As stated by Markus and Loebbecke (2013), when ecosystems overlap, the digital business strategies of orchestrators have consequences beyond the boundaries of their own ecosystems. Orchestrators impose the costs of multiple platforms and process variations on their partners by pursuing competitive advantage through customized business processes and closed digital platforms. By doing this, the orchestrators will be harmed as much as their partners due to the resulting inefficiencies in terms of costs, errors and, delays. The holy grail of the digital business strategy is to achieve efficiency without sacrificing flexibility or differentiation. Markus and Loebbecke (2013) wonder whether truly efficient, dynamic business interoperability can be achieved without commoditizing business processes. Additionally, they wonder whether business community platforms are the way in which process commoditization and commonality of business practices will first come about.

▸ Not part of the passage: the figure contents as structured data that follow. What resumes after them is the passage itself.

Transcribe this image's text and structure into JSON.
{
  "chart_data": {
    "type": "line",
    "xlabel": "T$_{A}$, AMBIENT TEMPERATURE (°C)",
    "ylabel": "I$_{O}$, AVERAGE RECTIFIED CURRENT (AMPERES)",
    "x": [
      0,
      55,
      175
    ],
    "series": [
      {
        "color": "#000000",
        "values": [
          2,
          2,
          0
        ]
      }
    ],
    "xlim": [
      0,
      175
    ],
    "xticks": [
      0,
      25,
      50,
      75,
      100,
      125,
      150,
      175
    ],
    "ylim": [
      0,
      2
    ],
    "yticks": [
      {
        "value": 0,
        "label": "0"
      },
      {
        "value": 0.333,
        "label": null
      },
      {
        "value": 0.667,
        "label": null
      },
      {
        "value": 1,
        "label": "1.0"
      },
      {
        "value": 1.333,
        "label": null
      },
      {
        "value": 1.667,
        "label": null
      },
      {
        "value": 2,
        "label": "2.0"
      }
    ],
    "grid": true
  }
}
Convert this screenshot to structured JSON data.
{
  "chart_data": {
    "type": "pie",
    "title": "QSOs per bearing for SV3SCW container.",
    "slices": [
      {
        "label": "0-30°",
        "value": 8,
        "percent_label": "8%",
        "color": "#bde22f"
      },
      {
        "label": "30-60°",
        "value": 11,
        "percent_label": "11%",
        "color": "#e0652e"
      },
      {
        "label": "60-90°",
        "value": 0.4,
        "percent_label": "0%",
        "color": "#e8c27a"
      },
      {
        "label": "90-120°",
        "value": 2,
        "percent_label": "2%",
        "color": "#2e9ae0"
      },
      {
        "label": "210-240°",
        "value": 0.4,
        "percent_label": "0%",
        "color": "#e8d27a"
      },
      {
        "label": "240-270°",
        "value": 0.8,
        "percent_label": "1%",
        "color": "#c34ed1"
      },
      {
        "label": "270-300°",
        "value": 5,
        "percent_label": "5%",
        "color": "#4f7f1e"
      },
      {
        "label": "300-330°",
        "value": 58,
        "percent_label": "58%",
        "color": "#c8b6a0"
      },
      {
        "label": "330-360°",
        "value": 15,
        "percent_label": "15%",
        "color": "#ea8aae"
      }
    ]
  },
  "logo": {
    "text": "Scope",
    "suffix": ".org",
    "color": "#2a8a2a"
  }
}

Based upon the former doubts, Markus and Loebbecke (2013) believe that the concepts of business community, commoditized business processes, and business community platforms open up a range of important research opportunities concerning digital strategy. The following three opportunities are important to consider:
- How much advantage do orchestrators really get from business processes tailored to their preferences?
- When, how, and why do business process commoditization and/or widespread adoption of business community platforms occur?
- What are the consequences of process commoditization and/or business community platform adoption, to the extent that they occur?
The focus of Information Strategy research needs to be expanded beyond business ecosystems to business communities.
Markus, L.M., Loebbecke, C. (2013). Commoditized Digital Process and Business Community Platforms: New Opportunities and Challenges for Digital Strategies. MIS Quarterly, Vol. 37 No.2/June 2013.